The same general idea would apply to base stealing, though in this case (unlike with pitch data) a team would have to do more groundwork on their own. But the general shape of it is not mysterious:

  1. Assemble a database of every clip of a given pitcher when there's a runner on first base.
  2. Label each clip according to what happened (perhaps "threw to first," "pitched after looking at the runner," and (most valuably) "pitched without looking at the runner").
  3. Use machine learning to find ways the pitcher subtly indicates that he's not going to look at the runner again before he pitches.
  4. Set an MLB record for stolen base success rate.

A system like this would not be low-hanging fruit like a pitch-tipping detection system. It would require more work by analysts to put together, and probably greater machine learning expertise to design the pattern recognition system. So it stands to reason that the Mets, whose financial resources outstrip all but a few competitors, would be trail-blazers in this application of AI.

These two phenomena from the past season seem to me to be clear evidence that AI is already changing how the game is played. I think it's too early to judge whether this will be good for the game overall, but I do see two particular ways that it will affect people in the game.

First, it will change the way that teams value baseball expertise (or what more generally might be called "domain expertise"). In the past, there was a mystique to skills like detecting pitch-tipping. That kind of pattern recognition was the domain of the graybeard bench coach, the baseball lifer who could diagnose your swing at a glance while he told stories of his playing days on the Brooklyn Dodgers. Now teams are developing computer systems far more capable at recognizing patterns than the most venerable baseball whisperer.

(An interesting case study of this dynamic is playing out right now with the Mets. The public face of their base-stealing success was their first-base coach, Antoan Richardson. He was one of only a few coaches they invited back for 2026 after the team's disappointing season this year. But in a plot twist, Richardson declined to return and has instead joined the Mets' despised rival, the Atlanta Braves. Some Mets fans despaired at this, thinking that the Braves will now wield Richardson's supposed supernatural ability to read pitchers against the Mets. While Richardson certainly deserves credit as an excellent liaison between the Mets' analytics department and the players, I suspect that the Mets will still be capable base-stealers next year. Perhaps the more interesting question is whether opposing teams will be able to coach their pitchers not to telegraph when they're not going to throw over to first.)

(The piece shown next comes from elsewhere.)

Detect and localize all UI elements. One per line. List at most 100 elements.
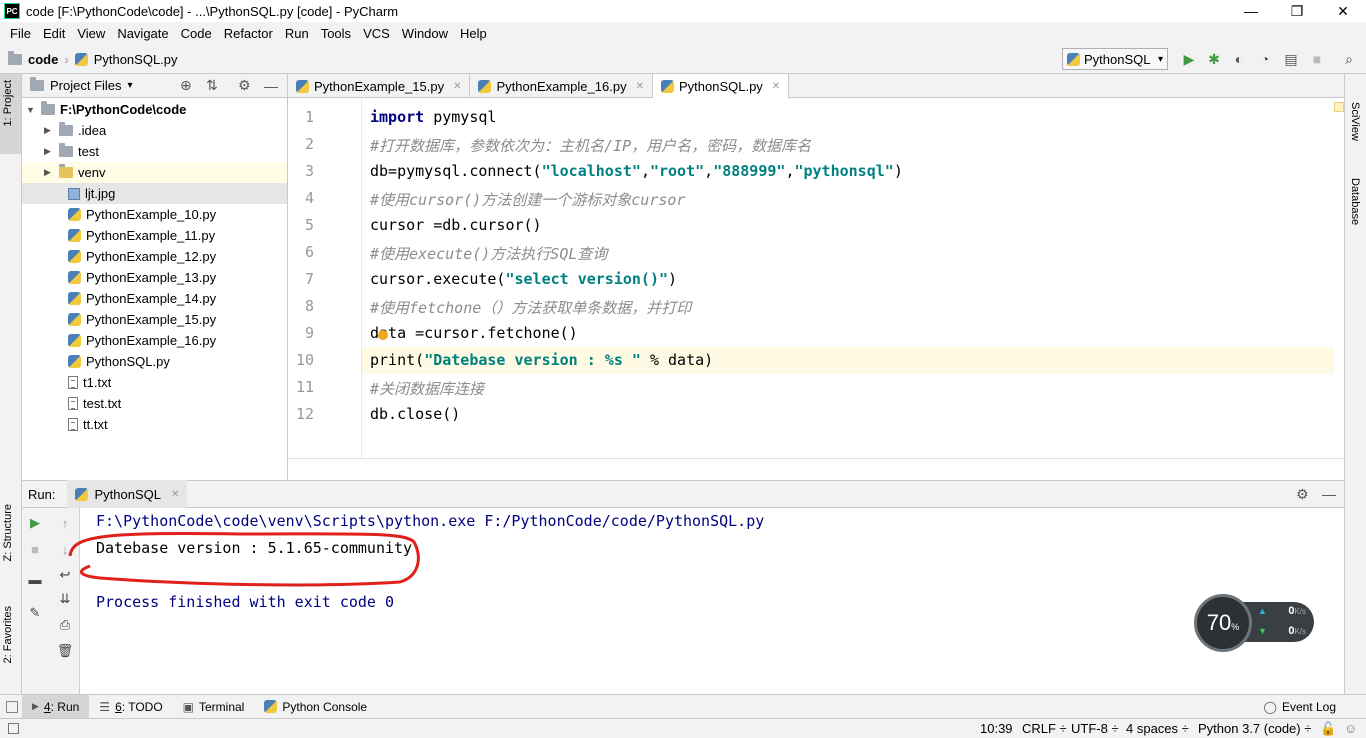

AI technology also seems likely to disproportionately affect one other group of people: pitchers. Because the pitcher is the one who initiates every play in a baseball game, he is uniquely subject to the kind of micro-scrutiny I've described here. Perhaps it's possible to gather intelligence a pitcher could use based on how a batter stands in the box, for example, but my guess is that the scope for actionable information is always going to be more favorable for batters than pitchers. In coming years this will put more and more pressure on pitchers, which is hard because these days it seems pitchers face enough of a challenge just keeping their elbows intact.

Will AI be good for baseball overall? I don't know. If it tilts the balance of the game in favor of batters over pitchers, perhaps some adjustment will need to be made to re-balance. (How about calling the strike zone according to the rule book?) But I'm fairly confident that AI-driven analytics is not the gravest threat the game faces today.